I noticed that I have a couple of dozen visitors hit my earlier posting on synchronizing linux systems with a nokia 6301, and given that I am on a bit of high after just posting my previous note about connecting to the net through the the GPRS and bluetooth functions on the nokia 6301 I figure I will follow with my latest discoveries fiddling fun.
I must be turning into a google zealot because everytime I turn around there is another google service available which I want to twiddle. Let me explain.
Currently Evolution does not support synchronizing itself in any sane fashion against a syncml device like the nokia 6301. So all my contacts living inside my client have become increasingly disconnected with the contacts listed with gmail and the contacts that I have on my cell phone.

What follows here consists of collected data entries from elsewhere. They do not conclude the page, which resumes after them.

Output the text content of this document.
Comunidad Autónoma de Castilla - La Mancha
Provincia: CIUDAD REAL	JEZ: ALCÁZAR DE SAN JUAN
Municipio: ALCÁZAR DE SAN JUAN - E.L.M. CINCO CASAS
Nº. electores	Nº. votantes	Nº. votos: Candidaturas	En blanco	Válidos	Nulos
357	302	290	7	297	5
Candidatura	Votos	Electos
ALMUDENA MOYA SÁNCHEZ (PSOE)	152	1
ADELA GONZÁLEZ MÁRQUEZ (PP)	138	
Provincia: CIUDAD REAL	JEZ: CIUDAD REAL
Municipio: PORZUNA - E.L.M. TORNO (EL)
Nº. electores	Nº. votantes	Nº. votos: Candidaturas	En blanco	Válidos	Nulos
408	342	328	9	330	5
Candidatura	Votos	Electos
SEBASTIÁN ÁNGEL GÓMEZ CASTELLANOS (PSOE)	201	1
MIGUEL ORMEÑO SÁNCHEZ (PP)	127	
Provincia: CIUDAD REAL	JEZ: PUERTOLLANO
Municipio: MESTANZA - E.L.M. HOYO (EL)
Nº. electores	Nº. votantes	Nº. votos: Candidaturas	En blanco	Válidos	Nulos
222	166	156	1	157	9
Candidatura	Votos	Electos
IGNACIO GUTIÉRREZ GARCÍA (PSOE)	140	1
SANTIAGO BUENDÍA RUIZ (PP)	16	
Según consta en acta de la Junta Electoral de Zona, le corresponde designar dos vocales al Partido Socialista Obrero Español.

Obviously the context between these three application is somewhat different in each case. Like I often want to be able to grab a map of my next intended target from the evolution address book, but rarely want to do this inside of gmail itself, and I usually cannot be bothered with any of that rigamarole on the cell phone. Nevertheless, it would still be nice if they were synchronized.
So here steps in google to the rescue with its online syncml service, along with instructions on how to configure the sister device of the 6301 (6300 in this case) to use its service. Note that the Nokia 6301 and 6300 are S40 series Symbian OS devices.
I won't go into the details of the configuration since they are adequately specified elsewhere, but figure I will get to the point, thanks google for providing a working sync service.
Next I want to point out that gmail is available as a binary application on most recent nokia phones including the slightly older models such as the 6301. As a side note, this works with Google Apps as well.
Check out http://m.google.com for all the goodies, including google maps.
Sigh, I can feel the tendrils of zealotness swirling around me... Somebody kick me if I go too far.
Anyways, while this isn't exactly a Nokia 6301 and Linux article, the same results can be achieved, so I figure it is a good enough equivalent.